CONSAGRACIÓN DE LA PRIMAVERA

Me declaro mediterránea, atea, andaluza y hedonista (de la rama epicúrea/racional). Bien, aclarado este punto, me declaro amante de la Semana Santa.

Con este tema parece ser que hay que polarizarse: o eres capillita-cofrade hasta la médula y llevas tus imágenes colgadas al cuello (en oro a ser posible); o eres ateo militante y pides que los pasos acaben como los ninots.
En medio de estas dos posturas nos movemos el común de los mortales.
Cuando el aire empieza a templarse y a oler a azahares, ha llegado la primavera, y esto es independiente de cualquier fecha estipulada en los calendarios, algunas veces pasa incluso a primeros de febrero, otras, bien entrado abril. Nos quitamos los ropones de invierno y la piel renace, volvemos a sentir el calorcito del sol en los hombros y en la nuca. Cambia la luz y el ánimo de las personas.
Perséfone emerge de las profundidades del Tártaro, y la tierra la recibe con alegría, es el momento de sacar las diosas y los dioses a la calle.
Hay un sentido trágico, profundamente religioso de vivir estas fiestas, imagen de un crucificado que se retuerce de dolor sobre el instrumento de tortura, signo de recogimiento y penitencia, austeridad castellana nacida en los páramos secos e ingratos.
Y hay otro, mucho mejor, que son las diosas, eco de la Dama de Elche y de la de Baza, almidonadas en oro y brocado, parapetadas tras una escalera de luz de velas que se pasean mayestáticas bendiciendo la tierra.
El que lleven unas lagrimillas de cristal y ostenten unos nombres de lo más gore-rimbombantes, solo son concesiones que le hacemos al barroco y que ofrecen la coartada religiosa para mantener la celebración durante siglos, porque siguen siendo las mismas diosas, traviesas, eternas, travestidas, que vuelven a pasearse entre sus hijos.

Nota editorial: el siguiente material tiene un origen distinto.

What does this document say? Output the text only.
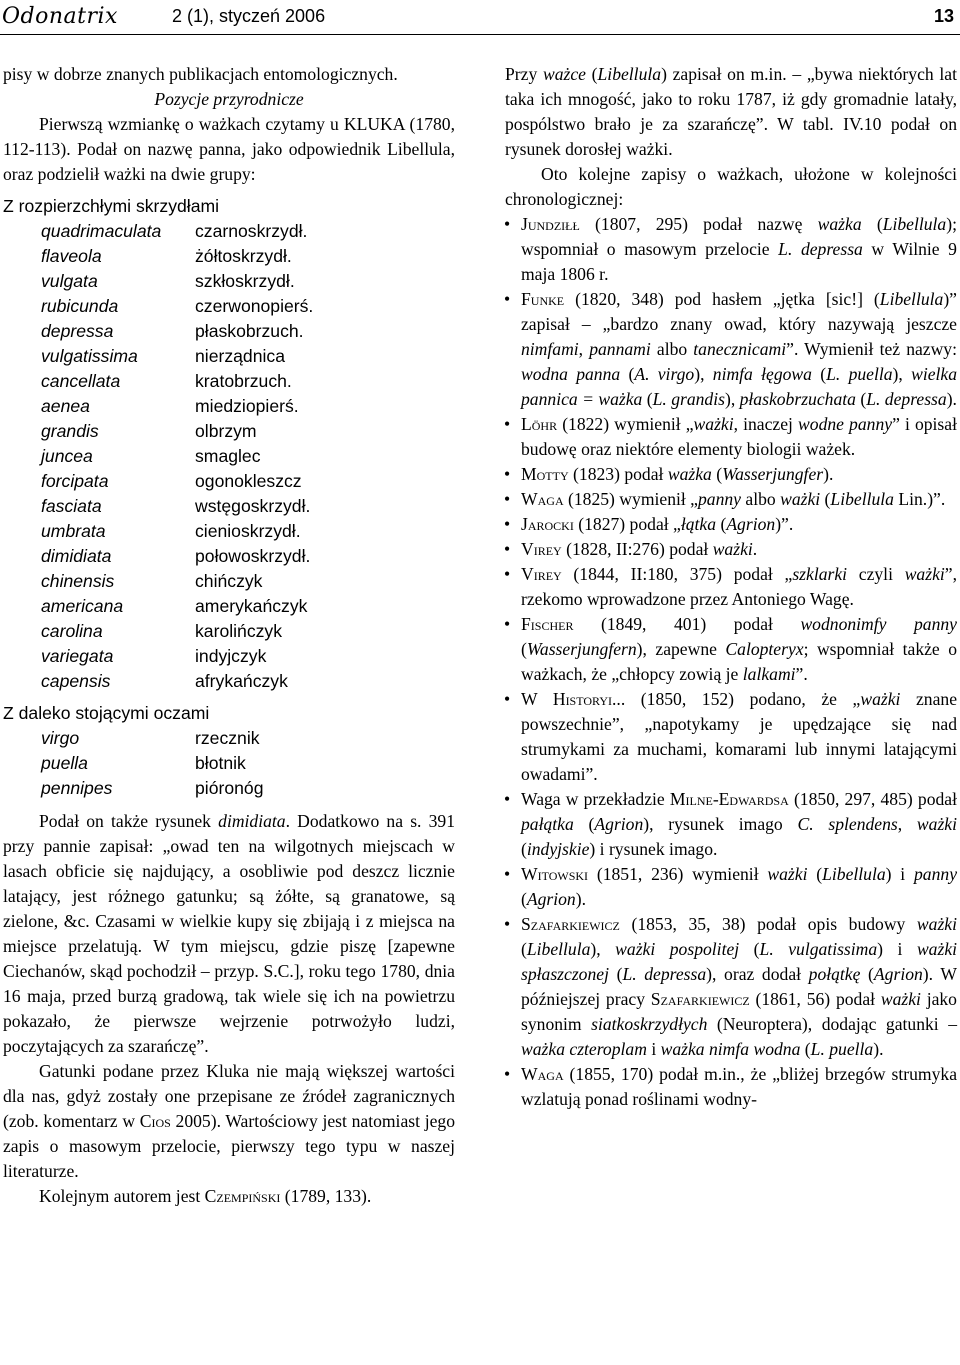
Odonatrix	2 (1), styczeń 2006	13

pisy w dobrze znanych publikacjach entomologicznych.

Pozycje przyrodnicze

Pierwszą wzmiankę o ważkach czytamy u KLUKA (1780, 112-113). Podał on nazwę panna, jako odpowiednik Libellula, oraz podzielił ważki na dwie grupy:

Z rozpierzchłymi skrzydłami
quadrimaculata	czarnoskrzydł.
flaveola	żółtoskrzydł.
vulgata	szkłoskrzydł.
rubicunda	czerwonopierś.
depressa	płaskobrzuch.
vulgatissima	nierządnica
cancellata	kratobrzuch.
aenea	miedziopierś.
grandis	olbrzym
juncea	smaglec
forcipata	ogonokleszcz
fasciata	wstęgoskrzydł.
umbrata	cienioskrzydł.
dimidiata	połowoskrzydł.
chinensis	chińczyk
americana	amerykańczyk
carolina	karolińczyk
variegata	indyjczyk
capensis	afrykańczyk
Z daleko stojącymi oczami
virgo	rzecznik
puella	błotnik
pennipes	pióronóg

Podał on także rysunek dimidiata. Dodatkowo na s. 391 przy pannie zapisał: „owad ten na wilgotnych miejscach w lasach obficie się najdujący, a osobliwie pod deszcz licznie latający, jest różnego gatunku; są żółte, są granatowe, są zielone, &c. Czasami w wielkie kupy się zbijają i z miejsca na miejsce przelatują. W tym miejscu, gdzie piszę [zapewne Ciechanów, skąd pochodził – przyp. S.C.], roku tego 1780, dnia 16 maja, przed burzą gradową, tak wiele się ich na powietrzu pokazało, że pierwsze wejrzenie potrwożyło ludzi, poczytających za szarańczę”.

Gatunki podane przez Kluka nie mają większej wartości dla nas, gdyż zostały one przepisane ze źródeł zagranicznych (zob. komentarz w Cios 2005). Wartościowy jest natomiast jego zapis o masowym przelocie, pierwszy tego typu w naszej literaturze.

Kolejnym autorem jest Czempiński (1789, 133).

Przy ważce (Libellula) zapisał on m.in. – „bywa niektórych lat taka ich mnogość, jako to roku 1787, iż gdy gromadnie latały, pospólstwo brało je za szarańczę”. W tabl. IV.10 podał on rysunek dorosłej ważki.

Oto kolejne zapisy o ważkach, ułożone w kolejności chronologicznej:

• Jundziłł (1807, 295) podał nazwę ważka (Libellula); wspomniał o masowym przelocie L. depressa w Wilnie 9 maja 1806 r.
• Funke (1820, 348) pod hasłem „jętka [sic!] (Libellula)” zapisał – „bardzo znany owad, który nazywają jeszcze nimfami, pannami albo tanecznicami”. Wymienił też nazwy: wodna panna (A. virgo), nimfa łęgowa (L. puella), wielka pannica = ważka (L. grandis), płaskobrzuchata (L. depressa).
• Löhr (1822) wymienił „ważki, inaczej wodne panny” i opisał budowę oraz niektóre elementy biologii ważek.
• Motty (1823) podał ważka (Wasserjungfer).
• Waga (1825) wymienił „panny albo ważki (Libellula Lin.)”.
• Jarocki (1827) podał „łątka (Agrion)”.
• Virey (1828, II:276) podał ważki.
• Virey (1844, II:180, 375) podał „szklarki czyli ważki”, rzekomo wprowadzone przez Antoniego Wagę.
• Fischer (1849, 401) podał wodnonimfy panny (Wasserjungfern), zapewne Calopteryx; wspomniał także o ważkach, że „chłopcy zowią je lalkami”.
• W Historyi... (1850, 152) podano, że „ważki znane powszechnie”, „napotykamy je upędzające się nad strumykami za muchami, komarami lub innymi latającymi owadami”.
• Waga w przekładzie Milne-Edwardsa (1850, 297, 485) podał pałątka (Agrion), rysunek imago C. splendens, ważki (indyjskie) i rysunek imago.
• Witowski (1851, 236) wymienił ważki (Libellula) i panny (Agrion).
• Szafarkiewicz (1853, 35, 38) podał opis budowy ważki (Libellula), ważki pospolitej (L. vulgatissima) i ważki spłaszczonej (L. depressa), oraz dodał połątkę (Agrion). W późniejszej pracy Szafarkiewicz (1861, 56) podał ważki jako synonim siatkoskrzydłych (Neuroptera), dodając gatunki – ważka czteroplam i ważka nimfa wodna (L. puella).
• Waga (1855, 170) podał m.in., że „bliżej brzegów strumyka wzlatują ponad roślinami wodny-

El aire huele a incienso, lleva más de tres mil primaveras oliendo a incienso, te vistes con tus galas más favorecedoras, y te dedicas a las libaciones como prescribe la tradición, largas noches correteando por la ciudad, para intentar verlas en todas sus advocaciones, apretujones entre la multitud y el retumbar de los tambores reverberando en las vísceras.
Los borlones van pegando contra las varas de palio, reproduciendo el sonido de las drizas contra el palo de un barco, como un ornamentado metrónomo, al compas de los pies de los hombres de trono.
Sobre la trama del ruido de la gente, se va bordando el sonido de las campanas, en las cabezas de varales, que marcan los descansos; de las campanillas, que se hablan en su cristalino idioma, a lo largo de las filas de nazarenos.
Cuando ya has “recogido” a algún trono y empiezas a “recogerte” tu, acabas preguntándote como hay gente que no entienda que esto es una fiesta, una hermosa y antiquísima fiesta.